Subsection 2.6.5 Exercises


A population of annual plants has all plants die every year. Before dying, each plant releases 20 seeds which will grow the following year.

  1. Find a recurrence equation for the population.
  2. If \(P_0=10\text{,}\) find \(P_1\) and \(P_2\) by hand.
  3. Find an explicit formula for the sequence \(P_t\text{.}\)

A population has constant per capita birth and death rates. When the population is \(P=1000\text{,}\) there are \(B=200\) births per year and \(D=250\) deaths per year. In addition, this population has a constant immigration rate of \(I=300\) individuals per year.

  1. Find a recurrence equation for the population.
  2. If \(P_0=1000\text{,}\) find \(P_1\) and \(P_2\) by hand.
  3. Use a computer to generate a plot of the sequence \((t,P_t)\) for \(t=0,\ldots,50\text{.}\)

You put $500 in a bank which pays 1% interest, compounded annually.

  1. Find a recurrence equation for the balance \(B\) of your account. What is the initial value, \(B_0\text{?}\)
  2. Compute \(B_1\) and \(B_2\) by hand.
  3. Find an explicit formula for the sequence \(B_t\text{.}\)

You inherit $50,000, which you immediately invest. Your investment fund guarantees an annual interest payment of 2%, compounded annually. You withdraw $2,000 each year to spend.

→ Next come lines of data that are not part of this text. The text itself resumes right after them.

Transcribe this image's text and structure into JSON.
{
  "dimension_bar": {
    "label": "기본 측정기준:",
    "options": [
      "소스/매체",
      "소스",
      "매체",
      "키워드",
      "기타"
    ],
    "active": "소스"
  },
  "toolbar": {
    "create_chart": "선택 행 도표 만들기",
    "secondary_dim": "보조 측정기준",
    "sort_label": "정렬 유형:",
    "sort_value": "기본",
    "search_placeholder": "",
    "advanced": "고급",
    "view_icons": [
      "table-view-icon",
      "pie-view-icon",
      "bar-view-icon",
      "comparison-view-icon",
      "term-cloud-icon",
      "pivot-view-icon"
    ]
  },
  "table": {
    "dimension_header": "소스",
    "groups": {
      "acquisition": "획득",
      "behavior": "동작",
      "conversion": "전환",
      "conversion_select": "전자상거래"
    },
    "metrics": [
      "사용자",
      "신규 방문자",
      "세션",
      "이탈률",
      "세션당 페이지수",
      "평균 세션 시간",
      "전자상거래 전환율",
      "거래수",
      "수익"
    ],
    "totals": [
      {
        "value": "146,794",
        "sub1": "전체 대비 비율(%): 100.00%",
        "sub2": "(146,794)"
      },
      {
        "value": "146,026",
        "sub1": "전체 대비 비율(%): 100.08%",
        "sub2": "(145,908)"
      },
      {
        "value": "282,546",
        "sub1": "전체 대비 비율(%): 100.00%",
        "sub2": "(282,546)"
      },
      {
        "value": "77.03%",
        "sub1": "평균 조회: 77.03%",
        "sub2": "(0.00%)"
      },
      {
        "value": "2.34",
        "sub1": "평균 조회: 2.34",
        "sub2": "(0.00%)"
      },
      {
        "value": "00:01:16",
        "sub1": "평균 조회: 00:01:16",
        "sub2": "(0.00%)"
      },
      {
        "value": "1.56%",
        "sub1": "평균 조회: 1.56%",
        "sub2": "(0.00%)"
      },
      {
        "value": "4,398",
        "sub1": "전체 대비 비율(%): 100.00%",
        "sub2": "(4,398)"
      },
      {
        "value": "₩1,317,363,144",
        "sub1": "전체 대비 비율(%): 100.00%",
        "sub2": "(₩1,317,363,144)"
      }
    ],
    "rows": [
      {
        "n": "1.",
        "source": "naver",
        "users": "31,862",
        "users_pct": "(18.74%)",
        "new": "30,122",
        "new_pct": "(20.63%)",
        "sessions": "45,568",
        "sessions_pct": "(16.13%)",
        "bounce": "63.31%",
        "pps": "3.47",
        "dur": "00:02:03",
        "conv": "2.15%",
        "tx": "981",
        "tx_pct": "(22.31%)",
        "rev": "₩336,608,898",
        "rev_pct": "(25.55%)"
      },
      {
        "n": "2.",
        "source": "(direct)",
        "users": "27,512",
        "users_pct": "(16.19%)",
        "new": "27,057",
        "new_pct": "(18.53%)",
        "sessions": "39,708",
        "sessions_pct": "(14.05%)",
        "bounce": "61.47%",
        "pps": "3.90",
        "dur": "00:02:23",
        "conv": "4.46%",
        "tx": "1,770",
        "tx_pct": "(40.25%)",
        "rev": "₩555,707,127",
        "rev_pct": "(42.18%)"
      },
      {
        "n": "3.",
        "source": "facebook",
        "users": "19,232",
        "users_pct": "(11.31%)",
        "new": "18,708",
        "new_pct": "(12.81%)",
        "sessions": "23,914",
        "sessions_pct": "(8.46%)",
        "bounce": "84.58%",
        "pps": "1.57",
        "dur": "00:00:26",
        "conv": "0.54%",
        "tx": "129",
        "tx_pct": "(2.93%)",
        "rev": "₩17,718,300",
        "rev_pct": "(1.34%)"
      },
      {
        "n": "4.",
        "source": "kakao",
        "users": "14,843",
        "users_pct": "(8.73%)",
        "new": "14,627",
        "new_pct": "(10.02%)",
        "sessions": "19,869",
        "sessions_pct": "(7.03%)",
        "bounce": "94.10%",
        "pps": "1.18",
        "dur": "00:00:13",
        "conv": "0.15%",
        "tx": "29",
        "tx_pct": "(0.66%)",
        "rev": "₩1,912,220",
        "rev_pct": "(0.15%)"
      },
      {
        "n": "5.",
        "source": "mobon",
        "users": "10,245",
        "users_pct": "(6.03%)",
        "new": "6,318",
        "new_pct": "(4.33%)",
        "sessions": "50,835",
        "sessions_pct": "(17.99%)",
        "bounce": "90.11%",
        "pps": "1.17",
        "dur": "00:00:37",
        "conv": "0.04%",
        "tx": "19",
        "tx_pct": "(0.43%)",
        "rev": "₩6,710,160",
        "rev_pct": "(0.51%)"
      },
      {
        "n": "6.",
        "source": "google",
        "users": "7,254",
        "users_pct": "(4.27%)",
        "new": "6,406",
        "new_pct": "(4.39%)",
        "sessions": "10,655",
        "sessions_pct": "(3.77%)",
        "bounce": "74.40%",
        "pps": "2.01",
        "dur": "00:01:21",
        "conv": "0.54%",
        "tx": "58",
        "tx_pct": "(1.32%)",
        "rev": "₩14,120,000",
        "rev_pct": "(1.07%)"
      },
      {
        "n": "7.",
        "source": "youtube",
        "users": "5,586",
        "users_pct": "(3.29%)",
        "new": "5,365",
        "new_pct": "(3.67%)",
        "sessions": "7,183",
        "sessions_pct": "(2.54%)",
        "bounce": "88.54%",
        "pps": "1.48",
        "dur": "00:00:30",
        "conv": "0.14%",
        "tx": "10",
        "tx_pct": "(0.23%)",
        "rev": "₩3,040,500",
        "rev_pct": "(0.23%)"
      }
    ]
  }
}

  1. Find a recurrence equation for the balance of your fund \(F\text{.}\) What is the initial value, \(F_0\text{?}\)
  2. Compute \(F_1\) and \(F_2\) by hand.
  3. Use a computer to generate a table and a plot of the sequence \((t,F_t)\) for \(t=0,\ldots,40\text{.}\)
  4. How long will the fund last? What was the total value of the inheritance?

You purchase a house with a home loan of $350,000 with an annual interest rate of 4%, which accrues monthly. You choose to make a monthly payment of $1,500.

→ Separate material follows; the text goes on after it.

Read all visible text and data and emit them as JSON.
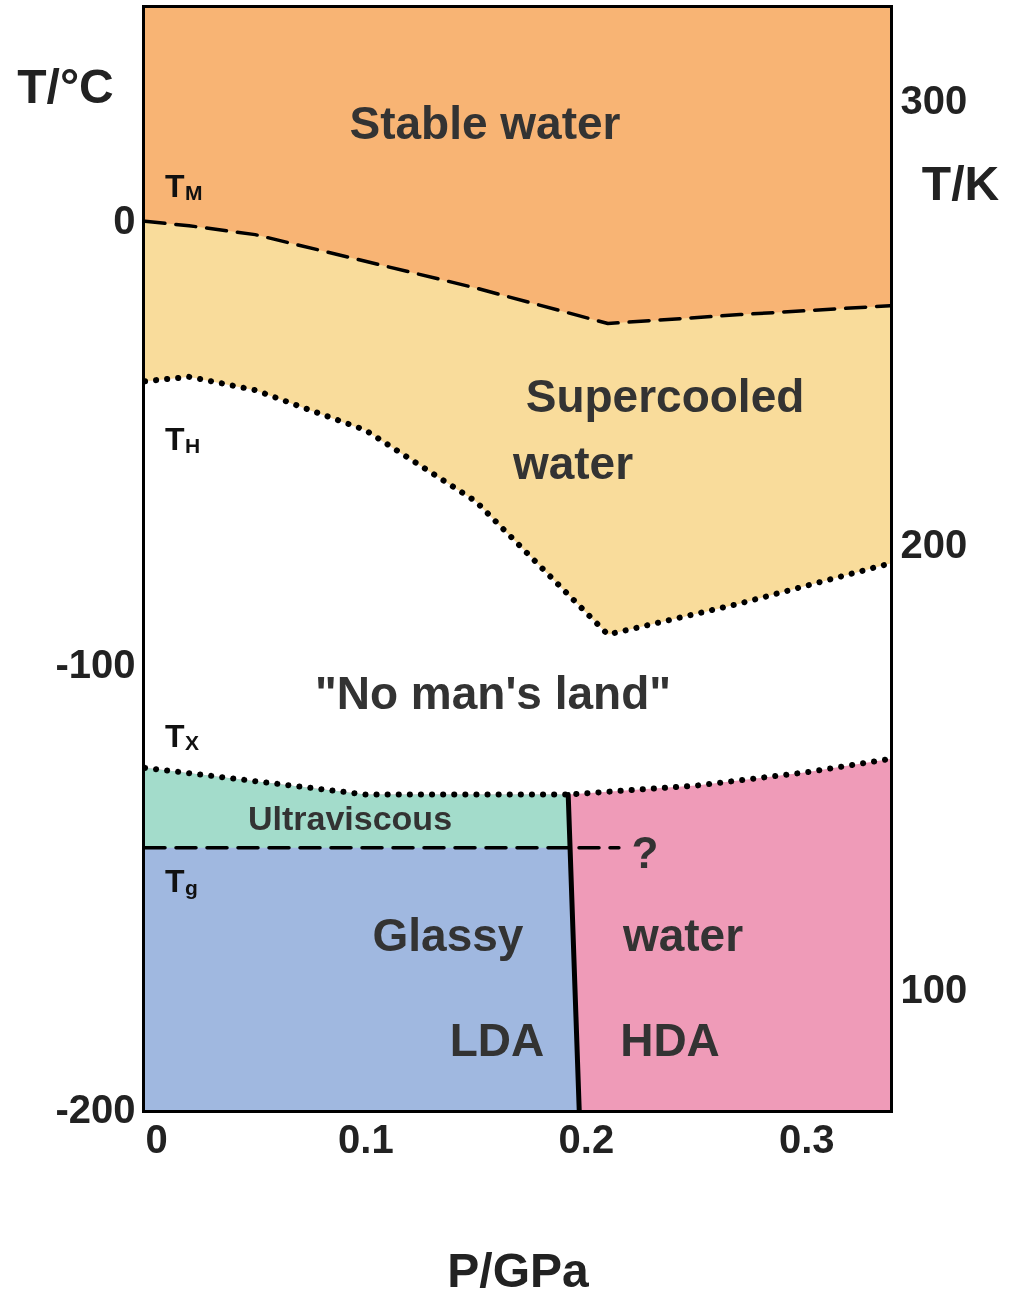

  1. Find a recurrence equation for the balance of your loan \(L\text{.}\) What is the initial value, \(L_0\text{?}\)
  2. Compute \(L_1\) and \(L_2\) by hand.
  3. Use a computer to generate a table and a plot of the sequence \((t,L_t)\) for a long enough period to determine when the loan is completely paid.
  4. When will you pay off the house loan? What will have been your total cost? How much interest will you have paid?
  5. If you increase the monthly payments to $1,600, when will you pay off the loan? How much interest will you have paid?

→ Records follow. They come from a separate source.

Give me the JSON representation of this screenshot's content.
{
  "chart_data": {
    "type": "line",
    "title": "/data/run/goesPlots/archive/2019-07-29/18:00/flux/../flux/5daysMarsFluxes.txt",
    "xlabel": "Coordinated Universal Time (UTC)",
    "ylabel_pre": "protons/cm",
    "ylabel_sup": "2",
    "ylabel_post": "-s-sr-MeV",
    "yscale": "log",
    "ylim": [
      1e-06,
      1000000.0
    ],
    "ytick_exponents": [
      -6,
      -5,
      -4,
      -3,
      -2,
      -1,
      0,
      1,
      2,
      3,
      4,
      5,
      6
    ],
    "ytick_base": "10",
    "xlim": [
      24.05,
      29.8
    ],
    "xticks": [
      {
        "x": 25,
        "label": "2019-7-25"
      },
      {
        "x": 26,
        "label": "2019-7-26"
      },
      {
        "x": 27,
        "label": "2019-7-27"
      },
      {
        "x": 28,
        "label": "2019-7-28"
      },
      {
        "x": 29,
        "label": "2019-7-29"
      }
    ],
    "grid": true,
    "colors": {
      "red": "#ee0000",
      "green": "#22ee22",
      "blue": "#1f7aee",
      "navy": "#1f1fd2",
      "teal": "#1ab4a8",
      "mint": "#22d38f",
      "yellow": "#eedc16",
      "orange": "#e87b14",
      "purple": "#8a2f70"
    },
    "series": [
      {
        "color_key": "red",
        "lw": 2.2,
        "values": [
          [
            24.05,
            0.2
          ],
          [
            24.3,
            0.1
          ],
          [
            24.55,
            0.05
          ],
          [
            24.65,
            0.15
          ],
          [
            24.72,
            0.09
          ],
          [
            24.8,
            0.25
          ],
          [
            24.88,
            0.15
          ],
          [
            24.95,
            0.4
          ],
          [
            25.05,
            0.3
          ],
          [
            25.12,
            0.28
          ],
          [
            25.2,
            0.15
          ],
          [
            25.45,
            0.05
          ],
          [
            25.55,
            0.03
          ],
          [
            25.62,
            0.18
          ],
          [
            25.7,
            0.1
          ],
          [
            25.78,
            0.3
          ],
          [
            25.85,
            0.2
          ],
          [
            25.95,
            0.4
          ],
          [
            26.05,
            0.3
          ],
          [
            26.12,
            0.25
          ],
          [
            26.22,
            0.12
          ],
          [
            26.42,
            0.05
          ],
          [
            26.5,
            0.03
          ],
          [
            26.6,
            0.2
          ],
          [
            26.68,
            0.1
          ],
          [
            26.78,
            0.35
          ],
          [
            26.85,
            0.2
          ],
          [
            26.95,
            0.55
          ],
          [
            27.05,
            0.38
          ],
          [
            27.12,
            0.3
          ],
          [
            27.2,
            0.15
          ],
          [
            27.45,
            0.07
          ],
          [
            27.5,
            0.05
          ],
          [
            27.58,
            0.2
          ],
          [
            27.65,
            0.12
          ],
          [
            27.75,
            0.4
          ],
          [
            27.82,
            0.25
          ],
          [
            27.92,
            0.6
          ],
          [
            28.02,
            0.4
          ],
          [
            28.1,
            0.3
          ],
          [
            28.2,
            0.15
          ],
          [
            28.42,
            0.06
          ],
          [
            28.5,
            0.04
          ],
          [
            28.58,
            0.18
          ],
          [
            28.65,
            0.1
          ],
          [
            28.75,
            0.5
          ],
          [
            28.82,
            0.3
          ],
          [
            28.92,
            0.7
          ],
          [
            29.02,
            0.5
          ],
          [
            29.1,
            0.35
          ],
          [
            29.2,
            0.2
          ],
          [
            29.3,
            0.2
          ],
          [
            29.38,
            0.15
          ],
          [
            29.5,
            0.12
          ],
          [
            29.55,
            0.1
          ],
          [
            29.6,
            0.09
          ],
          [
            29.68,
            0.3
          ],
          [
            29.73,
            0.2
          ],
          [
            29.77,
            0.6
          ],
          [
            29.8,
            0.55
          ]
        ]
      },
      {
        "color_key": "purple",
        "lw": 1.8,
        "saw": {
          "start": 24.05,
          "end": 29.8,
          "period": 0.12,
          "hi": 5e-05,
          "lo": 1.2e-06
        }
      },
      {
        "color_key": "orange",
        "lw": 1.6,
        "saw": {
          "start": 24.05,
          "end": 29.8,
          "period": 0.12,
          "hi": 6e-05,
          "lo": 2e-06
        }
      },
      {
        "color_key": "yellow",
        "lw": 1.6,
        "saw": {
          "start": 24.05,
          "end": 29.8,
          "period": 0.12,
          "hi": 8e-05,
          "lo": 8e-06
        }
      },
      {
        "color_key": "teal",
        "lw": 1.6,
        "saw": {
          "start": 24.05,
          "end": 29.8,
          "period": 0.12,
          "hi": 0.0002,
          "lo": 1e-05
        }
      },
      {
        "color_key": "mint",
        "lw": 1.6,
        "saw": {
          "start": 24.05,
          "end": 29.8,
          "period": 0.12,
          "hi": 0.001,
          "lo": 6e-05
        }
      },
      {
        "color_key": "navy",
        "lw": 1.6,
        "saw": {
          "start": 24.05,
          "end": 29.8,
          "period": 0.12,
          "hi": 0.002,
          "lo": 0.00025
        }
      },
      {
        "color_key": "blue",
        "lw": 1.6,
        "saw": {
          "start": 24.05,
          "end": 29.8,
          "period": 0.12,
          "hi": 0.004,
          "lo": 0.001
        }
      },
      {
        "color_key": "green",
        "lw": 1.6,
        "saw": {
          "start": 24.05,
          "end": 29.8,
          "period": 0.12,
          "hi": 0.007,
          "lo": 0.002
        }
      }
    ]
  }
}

A pond with 100,000 gallons of water has a stream flowing in and out at a rate of 5,000 gallons per day. One day, the stream flowing in is polluted with a chemical of 200 grams per gallon. Assuming that the pond mixes the water quickly, develop a model for the amount of chemical in the pond as a daily sequence.

  1. State your variables.
  2. What is your model for how much chemical enters the pond each day?
  3. What is your model for how much chemical leaves the pond each day?
  4. State your recurrence relation and the initial value for your sequence. Determine the resulting recursive equation.
  5. Find an explicit formula for your sequence. How much chemical is in the pond after 30 days?